Ertelersek erteleniriz

Ertelemek biraz da başarıdan kaçıştır. Başka bir ifadeyle, başarılı olmaktan korkmaktır. Bir iş veya sonuç için donanımlı ve hazırızdır ama bir mazeret üretip yine de erteleriz: “Ya bir şeyler başarırsak geldiğimiz noktada üstümüze kalacak sorumlulukları, ilgiyi kaldırabilecek miyiz?”

MUTLU olmak, farklı bir şeyler yapmak, hayatımızda değişimler oluşturmak ister ve bunun için çalışır, plân yaparız.

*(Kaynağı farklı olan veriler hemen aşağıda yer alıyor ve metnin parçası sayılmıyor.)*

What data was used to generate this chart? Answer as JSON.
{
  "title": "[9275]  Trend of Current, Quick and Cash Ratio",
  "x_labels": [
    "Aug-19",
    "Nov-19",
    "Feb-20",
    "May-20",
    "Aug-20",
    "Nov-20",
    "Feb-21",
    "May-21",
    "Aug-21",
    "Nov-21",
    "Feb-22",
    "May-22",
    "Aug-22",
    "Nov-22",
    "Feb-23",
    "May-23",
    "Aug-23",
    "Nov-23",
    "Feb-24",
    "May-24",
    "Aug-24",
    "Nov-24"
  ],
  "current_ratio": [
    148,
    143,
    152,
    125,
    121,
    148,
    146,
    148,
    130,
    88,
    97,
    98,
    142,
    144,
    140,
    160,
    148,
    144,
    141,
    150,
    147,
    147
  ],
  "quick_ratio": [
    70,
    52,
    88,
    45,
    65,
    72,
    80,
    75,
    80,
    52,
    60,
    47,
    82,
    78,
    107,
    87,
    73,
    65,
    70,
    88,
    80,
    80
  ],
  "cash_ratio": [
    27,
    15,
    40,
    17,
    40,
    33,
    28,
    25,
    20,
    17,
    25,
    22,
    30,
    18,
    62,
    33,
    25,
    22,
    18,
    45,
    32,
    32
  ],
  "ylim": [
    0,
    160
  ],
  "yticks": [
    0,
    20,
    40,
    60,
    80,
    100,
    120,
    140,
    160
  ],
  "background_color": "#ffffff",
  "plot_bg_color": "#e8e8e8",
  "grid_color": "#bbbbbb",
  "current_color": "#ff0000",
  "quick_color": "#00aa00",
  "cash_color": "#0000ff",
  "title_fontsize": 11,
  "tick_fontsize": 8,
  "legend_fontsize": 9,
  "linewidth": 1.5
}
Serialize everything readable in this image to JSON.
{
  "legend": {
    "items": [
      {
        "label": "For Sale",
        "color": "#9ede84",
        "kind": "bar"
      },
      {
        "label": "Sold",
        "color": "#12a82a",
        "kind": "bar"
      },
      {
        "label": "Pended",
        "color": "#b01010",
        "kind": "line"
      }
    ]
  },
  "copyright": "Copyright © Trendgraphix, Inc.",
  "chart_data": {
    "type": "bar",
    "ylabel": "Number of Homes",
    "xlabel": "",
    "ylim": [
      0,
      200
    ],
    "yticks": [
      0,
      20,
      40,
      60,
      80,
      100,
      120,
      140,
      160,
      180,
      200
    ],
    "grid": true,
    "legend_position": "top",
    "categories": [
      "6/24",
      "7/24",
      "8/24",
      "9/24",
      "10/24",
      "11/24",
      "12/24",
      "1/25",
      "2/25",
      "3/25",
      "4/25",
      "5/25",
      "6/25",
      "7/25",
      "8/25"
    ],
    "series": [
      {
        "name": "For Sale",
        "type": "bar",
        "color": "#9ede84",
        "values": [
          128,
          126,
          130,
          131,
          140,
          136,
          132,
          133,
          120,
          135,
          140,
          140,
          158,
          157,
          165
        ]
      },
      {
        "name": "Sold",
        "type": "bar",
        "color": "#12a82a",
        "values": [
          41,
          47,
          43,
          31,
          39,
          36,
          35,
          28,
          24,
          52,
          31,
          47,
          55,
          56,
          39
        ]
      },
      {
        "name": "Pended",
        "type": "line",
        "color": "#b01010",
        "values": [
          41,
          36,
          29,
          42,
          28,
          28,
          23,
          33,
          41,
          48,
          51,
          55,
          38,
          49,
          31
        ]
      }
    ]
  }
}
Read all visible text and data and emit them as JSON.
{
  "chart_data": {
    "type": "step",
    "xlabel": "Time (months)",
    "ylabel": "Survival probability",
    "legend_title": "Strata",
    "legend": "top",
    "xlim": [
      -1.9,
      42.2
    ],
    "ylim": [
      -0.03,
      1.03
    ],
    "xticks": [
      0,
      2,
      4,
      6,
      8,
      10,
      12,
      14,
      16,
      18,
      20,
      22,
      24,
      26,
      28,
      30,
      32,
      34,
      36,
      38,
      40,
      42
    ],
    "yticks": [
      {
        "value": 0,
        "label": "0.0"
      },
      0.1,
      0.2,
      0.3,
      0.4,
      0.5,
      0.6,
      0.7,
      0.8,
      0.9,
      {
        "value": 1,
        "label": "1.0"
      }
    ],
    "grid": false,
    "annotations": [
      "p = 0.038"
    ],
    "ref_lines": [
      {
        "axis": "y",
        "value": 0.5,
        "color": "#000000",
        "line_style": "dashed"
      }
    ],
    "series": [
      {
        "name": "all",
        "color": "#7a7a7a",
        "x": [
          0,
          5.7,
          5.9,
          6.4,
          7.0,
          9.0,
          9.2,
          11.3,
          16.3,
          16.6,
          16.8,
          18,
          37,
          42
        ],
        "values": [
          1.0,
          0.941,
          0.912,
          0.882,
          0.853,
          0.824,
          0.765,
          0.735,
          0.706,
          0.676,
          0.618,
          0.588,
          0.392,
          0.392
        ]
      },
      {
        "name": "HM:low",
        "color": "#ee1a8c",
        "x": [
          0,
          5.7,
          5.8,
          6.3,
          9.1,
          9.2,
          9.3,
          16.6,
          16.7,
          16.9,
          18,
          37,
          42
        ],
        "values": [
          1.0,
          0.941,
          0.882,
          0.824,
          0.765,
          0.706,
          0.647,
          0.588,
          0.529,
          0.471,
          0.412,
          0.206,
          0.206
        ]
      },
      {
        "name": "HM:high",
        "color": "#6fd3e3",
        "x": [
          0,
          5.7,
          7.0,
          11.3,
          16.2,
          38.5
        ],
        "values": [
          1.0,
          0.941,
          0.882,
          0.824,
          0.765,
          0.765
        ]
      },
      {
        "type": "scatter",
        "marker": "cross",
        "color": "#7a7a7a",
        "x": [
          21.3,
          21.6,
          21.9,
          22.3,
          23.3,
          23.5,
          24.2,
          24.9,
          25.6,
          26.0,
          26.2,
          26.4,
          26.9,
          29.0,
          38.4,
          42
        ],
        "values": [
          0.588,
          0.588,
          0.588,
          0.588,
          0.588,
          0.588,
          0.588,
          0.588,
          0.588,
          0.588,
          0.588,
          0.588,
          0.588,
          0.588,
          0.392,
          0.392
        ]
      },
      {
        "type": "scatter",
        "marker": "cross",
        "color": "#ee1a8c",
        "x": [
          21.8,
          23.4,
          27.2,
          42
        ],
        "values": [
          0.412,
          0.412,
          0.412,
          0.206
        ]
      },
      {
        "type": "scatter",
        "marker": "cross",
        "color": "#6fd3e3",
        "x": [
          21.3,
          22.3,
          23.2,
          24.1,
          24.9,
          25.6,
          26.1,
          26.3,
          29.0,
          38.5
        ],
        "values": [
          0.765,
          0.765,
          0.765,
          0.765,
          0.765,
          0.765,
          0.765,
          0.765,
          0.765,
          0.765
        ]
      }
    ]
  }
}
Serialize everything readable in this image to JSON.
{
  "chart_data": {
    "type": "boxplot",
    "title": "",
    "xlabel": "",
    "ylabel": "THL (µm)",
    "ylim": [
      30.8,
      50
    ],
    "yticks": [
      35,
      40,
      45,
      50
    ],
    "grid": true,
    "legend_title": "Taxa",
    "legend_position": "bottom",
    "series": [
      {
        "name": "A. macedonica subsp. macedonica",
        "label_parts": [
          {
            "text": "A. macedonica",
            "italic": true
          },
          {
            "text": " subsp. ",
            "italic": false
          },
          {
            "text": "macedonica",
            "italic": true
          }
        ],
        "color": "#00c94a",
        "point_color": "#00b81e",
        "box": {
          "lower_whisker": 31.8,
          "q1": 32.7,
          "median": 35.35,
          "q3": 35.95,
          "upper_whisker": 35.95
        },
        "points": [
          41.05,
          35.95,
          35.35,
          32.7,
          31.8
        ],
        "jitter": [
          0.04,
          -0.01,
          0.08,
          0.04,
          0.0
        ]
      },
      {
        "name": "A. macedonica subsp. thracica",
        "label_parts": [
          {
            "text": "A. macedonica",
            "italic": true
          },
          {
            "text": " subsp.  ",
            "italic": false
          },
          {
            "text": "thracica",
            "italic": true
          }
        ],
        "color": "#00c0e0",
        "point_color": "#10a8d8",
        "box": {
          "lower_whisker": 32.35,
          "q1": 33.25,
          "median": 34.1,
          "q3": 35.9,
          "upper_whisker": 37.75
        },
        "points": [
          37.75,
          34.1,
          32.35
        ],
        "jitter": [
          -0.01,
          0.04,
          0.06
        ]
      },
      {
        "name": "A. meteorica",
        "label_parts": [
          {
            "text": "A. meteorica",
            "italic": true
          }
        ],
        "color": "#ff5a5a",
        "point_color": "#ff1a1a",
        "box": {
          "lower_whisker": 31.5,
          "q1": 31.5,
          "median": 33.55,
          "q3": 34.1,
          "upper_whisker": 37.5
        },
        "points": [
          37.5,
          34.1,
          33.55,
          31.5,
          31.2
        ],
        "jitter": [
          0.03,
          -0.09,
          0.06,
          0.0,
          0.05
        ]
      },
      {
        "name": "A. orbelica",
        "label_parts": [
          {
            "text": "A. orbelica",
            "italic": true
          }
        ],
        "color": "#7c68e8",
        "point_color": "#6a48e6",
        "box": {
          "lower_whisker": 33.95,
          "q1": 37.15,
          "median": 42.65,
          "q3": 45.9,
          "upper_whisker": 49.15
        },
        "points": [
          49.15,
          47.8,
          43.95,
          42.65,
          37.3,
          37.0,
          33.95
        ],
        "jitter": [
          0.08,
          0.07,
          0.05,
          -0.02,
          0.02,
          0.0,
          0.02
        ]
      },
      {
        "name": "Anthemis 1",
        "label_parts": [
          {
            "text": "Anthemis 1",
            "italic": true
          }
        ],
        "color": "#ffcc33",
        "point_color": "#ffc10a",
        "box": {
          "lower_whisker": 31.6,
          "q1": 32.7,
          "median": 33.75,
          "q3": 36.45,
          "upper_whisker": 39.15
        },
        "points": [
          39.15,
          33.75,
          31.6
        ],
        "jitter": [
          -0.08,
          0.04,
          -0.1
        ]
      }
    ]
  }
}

Kendimize veya birilerine sözler vererek uygulayacağımıza inandığımız, “Kesinlikle yapacağım” dediğimiz hususlarda anî kararlar alır, hızlı adımlar atarız.

Aldığımız kararları uygulayacağımıza o kadar emin oluruz ki… Hatta harekete geçmeden bile, sonuçların vereceği hazzı ve kazançların mutluluğunu dahi zihinsel olarak yaşamaya başlarız.

Çoğu insan, içinde bulunduğu durumu, geçmiş yaşam deneyimlerini sorgulamadan adımlar atar. Geçmiş sorguladığında, alınan kararların, atılan adımların ve başlanan işlerin çok azına başlandığı, başlananların da çok azının sonlandırabildiği görülür. Başlanamayan, başlansa da uygulanamayan veya sonlandırılamayan işler için suçluluk duygusu, kızgınlık, bazen de suçlama veya vurdumduymazlık ile üstünü örtme yoluna gidilir.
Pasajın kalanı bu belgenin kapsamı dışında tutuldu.